Some layers act differently when training and evaluating the model that contains them, hence why we must tell our model we are in “training” mode. The model we are using here does not use any of those layers, however it is good practice to get used to putting your model in training mode.

reuse the training/evaluation loops from the neural nets notebook

def epoch_time(start_time, end_time):
    elapsed_time = end_time - start_time
    elapsed_mins = int(elapsed_time / 60)
    elapsed_secs = int(elapsed_time - (elapsed_mins * 60))
    return elapsed_mins, elapsed_secs
EPOCHS = 10

best_valid_loss = float('inf')
history = []

for epoch in trange(EPOCHS):

    start_time = time.monotonic()

    train_loss, train_acc = train(model, train_iterator, optimizer, criterion, device)
    valid_loss, valid_acc = evaluate(model, valid_iterator, criterion, device)

    if valid_loss < best_valid_loss:
        best_valid_loss = valid_loss
        torch.save(model.state_dict(), 'tut1-model.pt')

    end_time = time.monotonic()
    history.append({'epoch': epoch, 'epoch_time': epoch_time, 
                    'valid_acc': valid_acc, 'train_acc': train_acc})

    epoch_mins, epoch_secs = epoch_time(start_time, end_time)
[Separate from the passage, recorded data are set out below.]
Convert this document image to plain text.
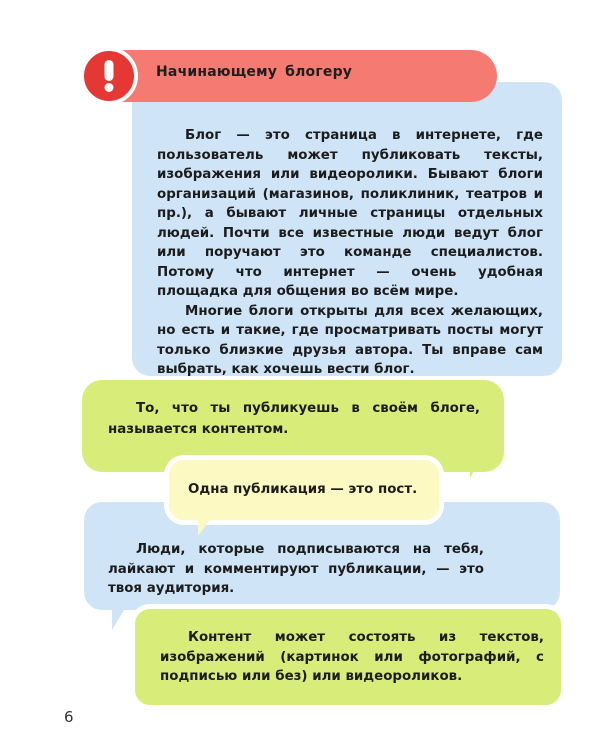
Блог — это страница в интернете, где пользователь может публиковать тексты, изображения или видеоролики. Бывают блоги организаций (магазинов, поликлиник, театров и пр.), а бывают личные страницы отдельных людей. Почти все известные люди ведут блог или поручают это команде специалистов. Потому что интернет — очень удобная площадка для общения во всём мире.

Многие блоги открыты для всех желающих, но есть и такие, где просматривать посты могут только близкие друзья автора. Ты вправе сам выбрать, как хочешь вести блог.

Начинающему блогеру
То, что ты публикуешь в своём блоге, называется контентом.
Одна публикация — это пост.
Люди, которые подписываются на тебя, лайкают и комментируют публикации, — это твоя аудитория.
Контент может состоять из текстов, изображений (картинок или фотографий, с подписью или без) или видеороликов.
6
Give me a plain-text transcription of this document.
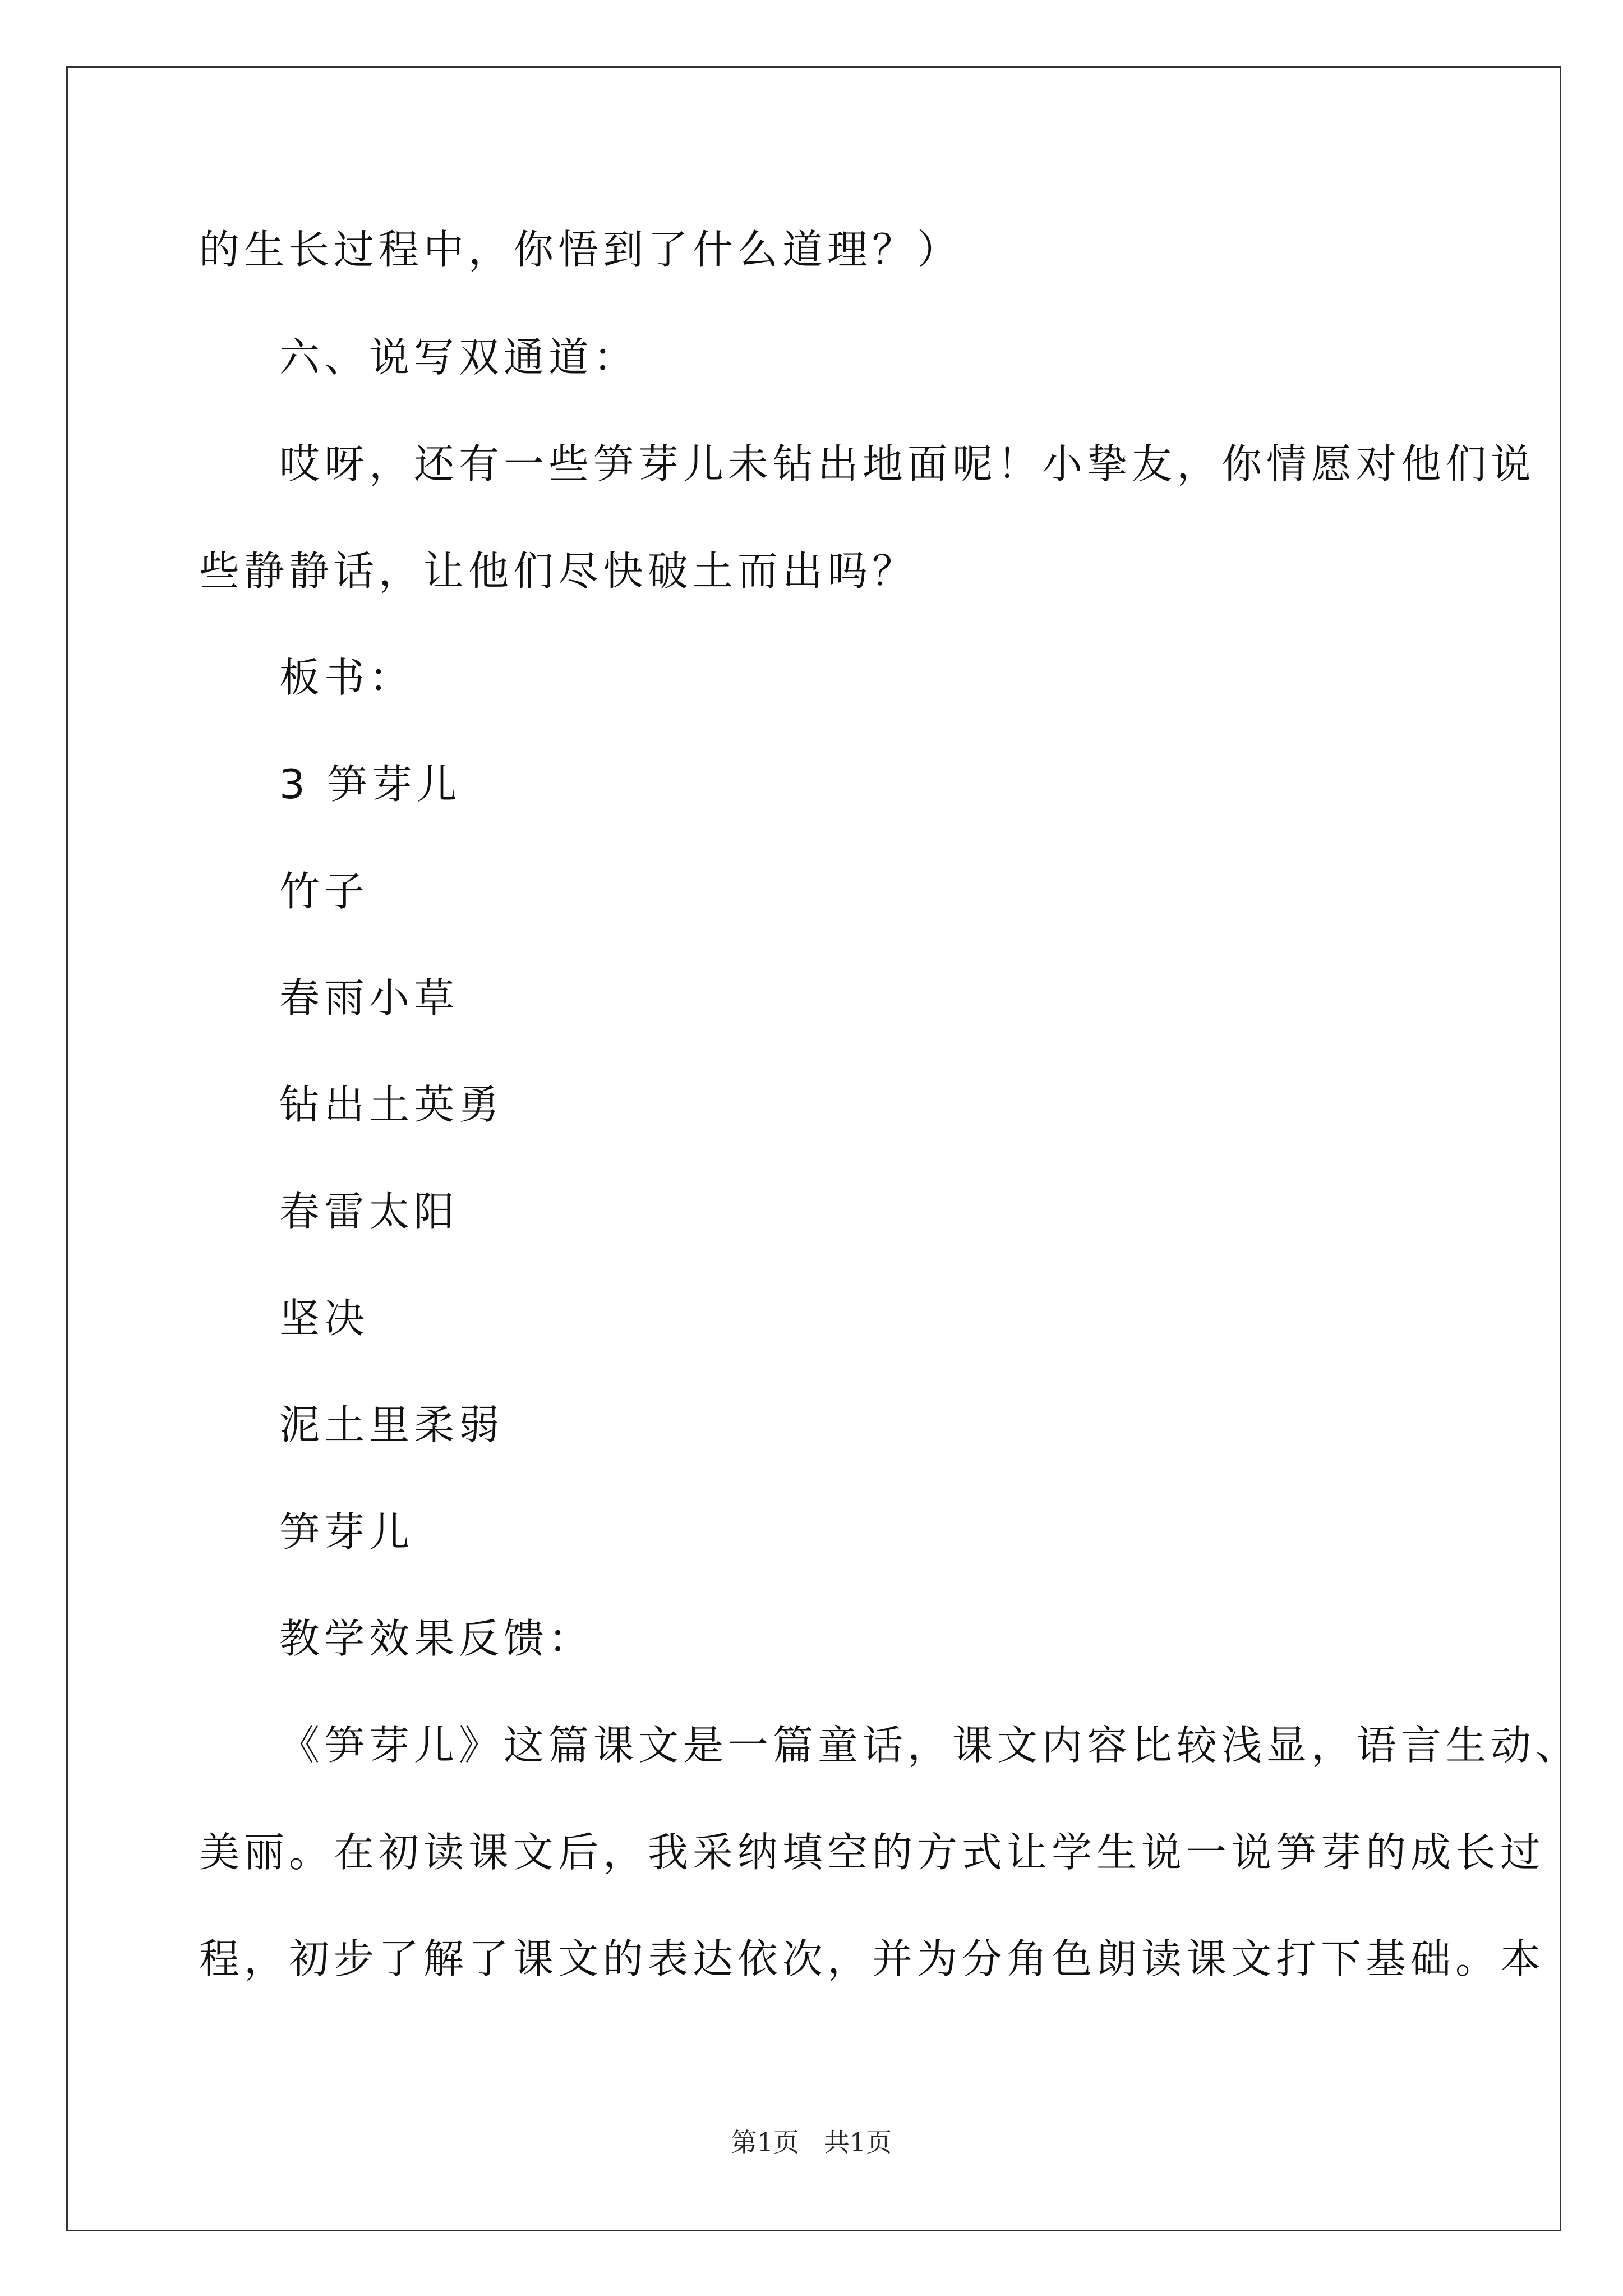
的生长过程中，你悟到了什么道理？）
六、说写双通道：
哎呀，还有一些笋芽儿未钻出地面呢！小挚友，你情愿对他们说
些静静话，让他们尽快破土而出吗？
板书：
3 笋芽儿
竹子
春雨小草
钻出土英勇
春雷太阳
坚决
泥土里柔弱
笋芽儿
教学效果反馈：
《笋芽儿》这篇课文是一篇童话，课文内容比较浅显，语言生动、
美丽。在初读课文后，我采纳填空的方式让学生说一说笋芽的成长过
程，初步了解了课文的表达依次，并为分角色朗读课文打下基础。本
第1页   共1页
    print(f'Epoch: {epoch+1:02} | Epoch Time: {epoch_mins}m {epoch_secs}s')
    print(f'\tTrain Loss: {train_loss:.3f} | Train Acc: {train_acc*100:.2f}%')
    print(f'\t Val. Loss: {valid_loss:.3f} |  Val. Acc: {valid_acc*100:.2f}%')

Plot the results#

epochs = [x["epoch"] for x in history]
train_loss = [x["train_acc"] for x in history]
valid_loss = [x["valid_acc"] for x in history]

fig, ax = plt.subplots()
ax.plot(epochs, train_loss, label="train")
ax.plot(epochs, valid_loss, label="valid")
ax.set(xlabel="Epoch", ylabel="Acc.")
plt.legend()

Try on the test set#

model.load_state_dict(torch.load('tut1-model.pt'))
test_loss, test_acc = evaluate(model, test_iterator, criterion, device)
print(f'Test Loss: {test_loss:.3f} | Test Acc: {test_acc*100:.2f}%')
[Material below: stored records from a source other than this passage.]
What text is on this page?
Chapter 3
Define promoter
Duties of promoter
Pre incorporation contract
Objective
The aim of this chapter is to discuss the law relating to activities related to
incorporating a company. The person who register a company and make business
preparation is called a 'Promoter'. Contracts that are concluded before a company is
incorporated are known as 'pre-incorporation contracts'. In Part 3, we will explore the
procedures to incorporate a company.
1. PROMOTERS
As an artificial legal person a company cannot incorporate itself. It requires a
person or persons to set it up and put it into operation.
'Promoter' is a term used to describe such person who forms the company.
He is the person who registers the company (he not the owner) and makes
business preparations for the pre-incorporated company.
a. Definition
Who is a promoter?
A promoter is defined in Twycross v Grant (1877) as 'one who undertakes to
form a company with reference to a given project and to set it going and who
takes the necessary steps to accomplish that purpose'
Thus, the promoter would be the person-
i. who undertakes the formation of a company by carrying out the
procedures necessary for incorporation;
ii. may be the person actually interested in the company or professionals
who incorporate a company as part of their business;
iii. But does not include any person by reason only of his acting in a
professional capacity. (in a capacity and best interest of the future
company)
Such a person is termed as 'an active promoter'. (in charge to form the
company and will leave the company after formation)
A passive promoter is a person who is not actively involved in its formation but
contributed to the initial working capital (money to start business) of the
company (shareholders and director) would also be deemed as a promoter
Try out on a rotated test set#

  1. Add rotations to the test data and see how well the model performs.

You add rotations in the transforms, so declare a new transform and a new test data set:


roated_test_transforms = transforms.Compose([
                           transforms.RandomRotation(25, fill=(0,)),
                           transforms.ToTensor(),
                           transforms.Normalize(mean=[mean], std=[std])
                                      ])

rotated_test_data = datasets.FashionMNIST(root=ROOT,
                           train=False,
                           download=True,
                           transform=roated_test_transforms)
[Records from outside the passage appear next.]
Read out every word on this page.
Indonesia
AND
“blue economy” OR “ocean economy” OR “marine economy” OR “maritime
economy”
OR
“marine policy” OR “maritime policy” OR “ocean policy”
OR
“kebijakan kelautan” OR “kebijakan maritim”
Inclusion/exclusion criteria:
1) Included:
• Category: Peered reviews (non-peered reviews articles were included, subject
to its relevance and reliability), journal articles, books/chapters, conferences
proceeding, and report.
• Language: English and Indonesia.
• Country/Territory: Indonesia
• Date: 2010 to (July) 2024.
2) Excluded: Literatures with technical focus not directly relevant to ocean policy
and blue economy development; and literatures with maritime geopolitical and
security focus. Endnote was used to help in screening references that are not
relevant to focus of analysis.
rotated_test_iterator = data.DataLoader(rotated_test_data,
                                batch_size=BATCH_SIZE)
  1. Now go to the exercises in the DNN notebook, do the same rotations and compare the performance of the two models.

Competition#

Try to get the best possible accuracy on the test set, some things you can try:

  • Hyperparameter tuning - change the dense layers in the CNN

  • Train for longer

  • Change batch size

  • Play with learning rates optimizer = optim.Adam(model.parameters(), lr=<lr>) - default is 0.01

  • Try adding dropout in the dense layers of the CNN

  • Try altering the convolutional filters.